Там уже меня стали оскорблять и даже бить, вспоминает Миша, но, конечно, только ровесники, да и те нечасто. Всерьез это началось только после воссоединения в условиях мира и свободы, потому что тогда здесь перестали бояться русских, и не стало никакого «реального социализма», этой якобы антифашистской богадельни. И как раз именно тогда у нас появилась, наконец, демократия, а при демократии каждый может открыто выражать свое мнение, и поэтому люди стали больше судачить и сплетничать обо мне. Конечно, они прямо в лицо мне это не говорят, к тому же евреи в Германии часто становятся объектами нападок и, соответственно, внимания средств массовой информации. Но за то, что они думают, их нельзя наказывать, и это они знают.
Так считает Миша, но он ничего этого, конечно, не говорит. Он уже наговорил много лишнего, и то, что он наполовину русский еврей, ему еще припомнят, это точно, что-то такое Миша уже предчувствует, как больной ревматизмом перед резкой сменой погоды. И еще кое-что другое он знает и говорит об этом с обаятельной улыбкой контактберайхсбеамтеру Зондербергу:
— Перед вами, господин Зондерберг, — говорит он, — такой метис, который никому не нужен, ни христианам, ни евреям. — И он шумно сопит.
— Будьте здоровы, — говорит контактберайхсбеамтер Зондерберг. — В такую жару недолго схватить простуду.
— Я не простужен, господин Зондерберг, — говорит Миша дружелюбно. — И я не чихал. Я сопел. Уже несколько раз, пока мы с вами беседуем, это верно. Все метисы сопят. Или шмыгают носом.
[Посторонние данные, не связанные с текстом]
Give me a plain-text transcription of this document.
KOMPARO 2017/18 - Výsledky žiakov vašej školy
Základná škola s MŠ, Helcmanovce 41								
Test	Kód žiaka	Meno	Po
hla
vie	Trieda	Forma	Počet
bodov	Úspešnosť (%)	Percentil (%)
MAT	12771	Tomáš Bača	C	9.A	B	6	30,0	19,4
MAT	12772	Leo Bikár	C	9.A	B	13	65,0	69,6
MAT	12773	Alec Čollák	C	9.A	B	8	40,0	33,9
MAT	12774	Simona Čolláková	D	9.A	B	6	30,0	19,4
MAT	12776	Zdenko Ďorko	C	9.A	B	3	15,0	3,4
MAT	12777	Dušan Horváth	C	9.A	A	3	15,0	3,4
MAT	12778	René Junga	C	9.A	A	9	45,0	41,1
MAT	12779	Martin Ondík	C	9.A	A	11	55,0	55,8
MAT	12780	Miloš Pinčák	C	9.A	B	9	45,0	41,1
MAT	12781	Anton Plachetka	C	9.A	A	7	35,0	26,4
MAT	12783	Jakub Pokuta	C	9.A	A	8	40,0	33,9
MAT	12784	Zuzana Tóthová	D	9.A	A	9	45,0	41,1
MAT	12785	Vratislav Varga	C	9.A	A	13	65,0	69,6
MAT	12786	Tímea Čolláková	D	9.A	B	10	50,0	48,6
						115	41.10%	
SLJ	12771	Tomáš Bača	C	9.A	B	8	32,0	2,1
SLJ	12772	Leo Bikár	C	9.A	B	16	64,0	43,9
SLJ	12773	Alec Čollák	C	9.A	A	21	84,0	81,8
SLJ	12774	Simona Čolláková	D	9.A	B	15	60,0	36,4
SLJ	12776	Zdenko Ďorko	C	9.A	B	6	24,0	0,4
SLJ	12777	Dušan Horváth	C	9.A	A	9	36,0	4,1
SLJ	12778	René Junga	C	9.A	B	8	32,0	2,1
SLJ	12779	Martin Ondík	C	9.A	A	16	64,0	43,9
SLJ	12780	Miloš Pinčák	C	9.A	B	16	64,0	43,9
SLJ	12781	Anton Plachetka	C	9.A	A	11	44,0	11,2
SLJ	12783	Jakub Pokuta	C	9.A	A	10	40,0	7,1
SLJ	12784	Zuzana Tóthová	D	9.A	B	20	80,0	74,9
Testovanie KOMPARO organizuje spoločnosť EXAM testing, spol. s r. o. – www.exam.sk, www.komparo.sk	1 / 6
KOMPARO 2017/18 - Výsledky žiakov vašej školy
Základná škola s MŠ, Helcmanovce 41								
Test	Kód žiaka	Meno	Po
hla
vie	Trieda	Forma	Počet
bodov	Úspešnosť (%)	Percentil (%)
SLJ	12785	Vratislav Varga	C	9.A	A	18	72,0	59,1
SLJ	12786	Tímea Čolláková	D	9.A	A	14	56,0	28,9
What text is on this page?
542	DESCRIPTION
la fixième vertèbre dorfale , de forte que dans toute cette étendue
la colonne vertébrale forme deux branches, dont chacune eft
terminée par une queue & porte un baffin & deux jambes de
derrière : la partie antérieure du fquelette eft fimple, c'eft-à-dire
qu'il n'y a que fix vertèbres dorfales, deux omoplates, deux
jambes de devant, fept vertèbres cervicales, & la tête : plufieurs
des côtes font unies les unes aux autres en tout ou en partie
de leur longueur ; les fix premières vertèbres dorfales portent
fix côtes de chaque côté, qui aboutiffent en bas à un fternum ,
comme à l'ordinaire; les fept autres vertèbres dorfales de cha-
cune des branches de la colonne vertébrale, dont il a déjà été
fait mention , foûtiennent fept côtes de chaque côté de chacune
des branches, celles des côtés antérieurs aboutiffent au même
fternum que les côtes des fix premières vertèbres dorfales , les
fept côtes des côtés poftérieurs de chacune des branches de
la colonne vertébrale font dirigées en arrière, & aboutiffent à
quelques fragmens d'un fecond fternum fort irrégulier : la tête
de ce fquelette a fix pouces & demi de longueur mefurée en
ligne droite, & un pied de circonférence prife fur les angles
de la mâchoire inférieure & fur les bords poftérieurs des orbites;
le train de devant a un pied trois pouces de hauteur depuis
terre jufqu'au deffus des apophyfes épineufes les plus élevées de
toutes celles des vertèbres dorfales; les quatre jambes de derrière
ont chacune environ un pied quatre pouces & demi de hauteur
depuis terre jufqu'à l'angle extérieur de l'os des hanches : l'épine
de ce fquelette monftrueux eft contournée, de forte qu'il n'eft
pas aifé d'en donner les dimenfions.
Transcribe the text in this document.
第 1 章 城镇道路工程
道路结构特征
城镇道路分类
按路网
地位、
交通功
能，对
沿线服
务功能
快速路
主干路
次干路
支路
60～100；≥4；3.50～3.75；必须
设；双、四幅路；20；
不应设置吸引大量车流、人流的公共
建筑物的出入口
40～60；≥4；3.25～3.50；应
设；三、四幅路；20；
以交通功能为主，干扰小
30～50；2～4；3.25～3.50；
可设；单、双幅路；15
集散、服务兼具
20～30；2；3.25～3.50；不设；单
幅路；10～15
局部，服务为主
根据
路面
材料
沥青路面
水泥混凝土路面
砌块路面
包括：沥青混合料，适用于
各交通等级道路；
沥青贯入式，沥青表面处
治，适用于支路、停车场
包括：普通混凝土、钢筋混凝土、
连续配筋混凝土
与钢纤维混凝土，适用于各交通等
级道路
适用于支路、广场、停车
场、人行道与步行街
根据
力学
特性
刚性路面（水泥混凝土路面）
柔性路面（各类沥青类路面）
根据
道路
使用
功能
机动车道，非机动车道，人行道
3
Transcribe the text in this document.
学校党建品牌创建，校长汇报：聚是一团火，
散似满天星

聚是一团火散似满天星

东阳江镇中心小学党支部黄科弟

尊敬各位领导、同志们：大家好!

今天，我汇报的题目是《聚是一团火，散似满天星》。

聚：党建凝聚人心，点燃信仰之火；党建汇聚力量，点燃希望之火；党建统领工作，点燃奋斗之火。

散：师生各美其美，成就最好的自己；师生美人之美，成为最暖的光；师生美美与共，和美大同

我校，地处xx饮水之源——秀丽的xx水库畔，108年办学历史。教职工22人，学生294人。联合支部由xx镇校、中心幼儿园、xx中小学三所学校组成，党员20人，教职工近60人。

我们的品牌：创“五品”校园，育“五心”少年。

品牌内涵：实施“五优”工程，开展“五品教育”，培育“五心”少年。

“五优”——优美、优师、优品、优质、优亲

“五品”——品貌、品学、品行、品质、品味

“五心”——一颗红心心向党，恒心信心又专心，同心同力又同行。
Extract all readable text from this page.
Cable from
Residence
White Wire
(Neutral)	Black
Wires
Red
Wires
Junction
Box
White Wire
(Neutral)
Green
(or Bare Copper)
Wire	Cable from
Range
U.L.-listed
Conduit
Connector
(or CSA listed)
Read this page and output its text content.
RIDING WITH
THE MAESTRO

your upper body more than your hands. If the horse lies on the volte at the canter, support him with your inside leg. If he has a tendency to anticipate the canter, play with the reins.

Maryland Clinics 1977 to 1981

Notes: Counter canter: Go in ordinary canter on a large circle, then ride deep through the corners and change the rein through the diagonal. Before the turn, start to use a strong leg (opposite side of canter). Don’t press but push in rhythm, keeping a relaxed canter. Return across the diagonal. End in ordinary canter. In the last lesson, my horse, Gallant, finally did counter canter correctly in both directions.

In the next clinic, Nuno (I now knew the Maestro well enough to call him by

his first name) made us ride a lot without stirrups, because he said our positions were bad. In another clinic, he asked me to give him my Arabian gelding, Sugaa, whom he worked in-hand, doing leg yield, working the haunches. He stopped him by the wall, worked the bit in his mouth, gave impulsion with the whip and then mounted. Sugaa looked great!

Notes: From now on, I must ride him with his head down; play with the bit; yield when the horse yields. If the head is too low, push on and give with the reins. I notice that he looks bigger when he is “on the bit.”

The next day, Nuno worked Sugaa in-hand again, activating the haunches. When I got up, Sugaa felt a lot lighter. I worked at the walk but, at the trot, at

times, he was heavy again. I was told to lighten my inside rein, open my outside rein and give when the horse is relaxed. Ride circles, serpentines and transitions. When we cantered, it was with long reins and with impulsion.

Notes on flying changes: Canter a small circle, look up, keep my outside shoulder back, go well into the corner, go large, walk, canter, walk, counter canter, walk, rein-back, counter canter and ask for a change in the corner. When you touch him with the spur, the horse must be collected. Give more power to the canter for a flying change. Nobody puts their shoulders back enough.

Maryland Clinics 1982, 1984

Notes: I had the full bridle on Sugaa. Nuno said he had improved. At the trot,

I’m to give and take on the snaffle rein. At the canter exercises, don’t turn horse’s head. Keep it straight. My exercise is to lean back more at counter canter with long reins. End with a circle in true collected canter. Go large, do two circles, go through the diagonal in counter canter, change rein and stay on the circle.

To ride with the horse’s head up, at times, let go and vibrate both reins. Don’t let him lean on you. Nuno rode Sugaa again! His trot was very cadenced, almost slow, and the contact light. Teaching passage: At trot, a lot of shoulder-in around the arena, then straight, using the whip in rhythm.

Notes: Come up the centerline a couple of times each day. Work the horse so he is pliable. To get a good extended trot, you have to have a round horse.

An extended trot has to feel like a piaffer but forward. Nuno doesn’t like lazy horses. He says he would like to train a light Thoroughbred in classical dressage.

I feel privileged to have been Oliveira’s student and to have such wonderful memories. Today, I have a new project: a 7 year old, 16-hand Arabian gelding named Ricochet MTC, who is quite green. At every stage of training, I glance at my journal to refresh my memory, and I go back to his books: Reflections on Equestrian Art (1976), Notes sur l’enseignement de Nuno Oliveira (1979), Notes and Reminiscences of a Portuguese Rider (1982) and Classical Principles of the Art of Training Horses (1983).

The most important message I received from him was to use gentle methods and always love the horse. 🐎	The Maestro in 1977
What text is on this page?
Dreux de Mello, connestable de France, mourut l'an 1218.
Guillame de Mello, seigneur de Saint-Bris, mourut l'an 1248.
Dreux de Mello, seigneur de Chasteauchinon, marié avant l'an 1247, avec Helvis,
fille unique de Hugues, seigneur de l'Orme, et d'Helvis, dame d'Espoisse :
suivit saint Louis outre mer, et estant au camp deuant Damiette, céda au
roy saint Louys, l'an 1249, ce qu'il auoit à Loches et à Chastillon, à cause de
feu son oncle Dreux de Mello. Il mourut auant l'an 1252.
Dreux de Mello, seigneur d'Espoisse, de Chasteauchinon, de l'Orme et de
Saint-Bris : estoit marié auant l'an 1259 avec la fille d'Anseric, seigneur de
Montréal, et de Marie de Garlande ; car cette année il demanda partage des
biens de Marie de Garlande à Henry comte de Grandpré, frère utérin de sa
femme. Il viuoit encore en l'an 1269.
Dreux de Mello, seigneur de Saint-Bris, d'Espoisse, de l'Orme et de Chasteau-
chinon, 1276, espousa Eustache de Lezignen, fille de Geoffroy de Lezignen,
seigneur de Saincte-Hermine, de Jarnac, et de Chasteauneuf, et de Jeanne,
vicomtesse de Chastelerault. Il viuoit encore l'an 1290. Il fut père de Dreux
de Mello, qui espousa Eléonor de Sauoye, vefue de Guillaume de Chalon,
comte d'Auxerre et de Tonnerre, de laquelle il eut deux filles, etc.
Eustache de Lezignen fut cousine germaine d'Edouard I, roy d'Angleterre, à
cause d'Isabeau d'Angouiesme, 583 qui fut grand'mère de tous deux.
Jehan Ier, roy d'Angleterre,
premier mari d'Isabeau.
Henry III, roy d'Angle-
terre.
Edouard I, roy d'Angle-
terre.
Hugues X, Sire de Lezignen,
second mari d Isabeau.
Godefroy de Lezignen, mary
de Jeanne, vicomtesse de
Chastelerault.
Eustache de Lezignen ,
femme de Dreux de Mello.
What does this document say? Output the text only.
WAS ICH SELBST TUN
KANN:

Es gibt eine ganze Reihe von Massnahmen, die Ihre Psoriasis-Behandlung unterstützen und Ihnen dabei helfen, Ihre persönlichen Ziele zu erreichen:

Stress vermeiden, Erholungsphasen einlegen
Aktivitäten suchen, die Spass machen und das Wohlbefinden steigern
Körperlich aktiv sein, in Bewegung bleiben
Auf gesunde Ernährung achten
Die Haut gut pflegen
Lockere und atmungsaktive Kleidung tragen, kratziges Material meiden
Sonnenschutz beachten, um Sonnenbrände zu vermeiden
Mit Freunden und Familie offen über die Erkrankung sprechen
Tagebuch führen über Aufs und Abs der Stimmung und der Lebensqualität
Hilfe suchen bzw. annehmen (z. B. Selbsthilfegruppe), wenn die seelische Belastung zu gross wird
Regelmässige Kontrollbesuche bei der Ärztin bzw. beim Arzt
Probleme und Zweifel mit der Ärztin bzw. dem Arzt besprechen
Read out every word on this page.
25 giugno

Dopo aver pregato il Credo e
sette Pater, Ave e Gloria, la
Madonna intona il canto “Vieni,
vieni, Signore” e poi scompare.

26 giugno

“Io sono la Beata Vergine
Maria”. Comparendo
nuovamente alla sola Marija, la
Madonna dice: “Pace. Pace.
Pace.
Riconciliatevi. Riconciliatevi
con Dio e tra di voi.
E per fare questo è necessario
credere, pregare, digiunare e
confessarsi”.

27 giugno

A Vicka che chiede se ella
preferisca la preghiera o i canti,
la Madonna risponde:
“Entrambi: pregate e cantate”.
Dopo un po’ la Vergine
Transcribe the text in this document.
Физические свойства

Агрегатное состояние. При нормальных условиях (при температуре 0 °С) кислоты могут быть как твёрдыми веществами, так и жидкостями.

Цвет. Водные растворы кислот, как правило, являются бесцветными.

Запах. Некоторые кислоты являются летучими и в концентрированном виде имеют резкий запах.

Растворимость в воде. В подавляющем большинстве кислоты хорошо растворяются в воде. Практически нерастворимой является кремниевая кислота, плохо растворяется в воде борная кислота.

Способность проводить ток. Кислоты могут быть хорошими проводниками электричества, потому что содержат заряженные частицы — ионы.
Или как-то иначе производят шум своими носами.
— Да ну!
— Можете мне поверить, господин Зондерберг. Я тоже не знаю, почему, но у всех метисов что-то с носом.
— Странно.
— Да, не правда ли? Так на чем я остановился? Ах, да, мы никому не нужны. Мы в самом деле ни рыба, ни мясо. Здесь, в нашем маленьком городке, люди просто недостаточно образованные. В этом, конечно, виноват «реальный социализм», все это со временем изменится, все (в жизни никогда ничего не изменится, но разве я сумасшедший, чтобы говорить это?), но пока дело обстоит так, что обо мне здесь говорят «еврейский метис» или «русский полужидок», или просто «еврей» или «русский», хотя я самое большее фифти-фифти, не так ли?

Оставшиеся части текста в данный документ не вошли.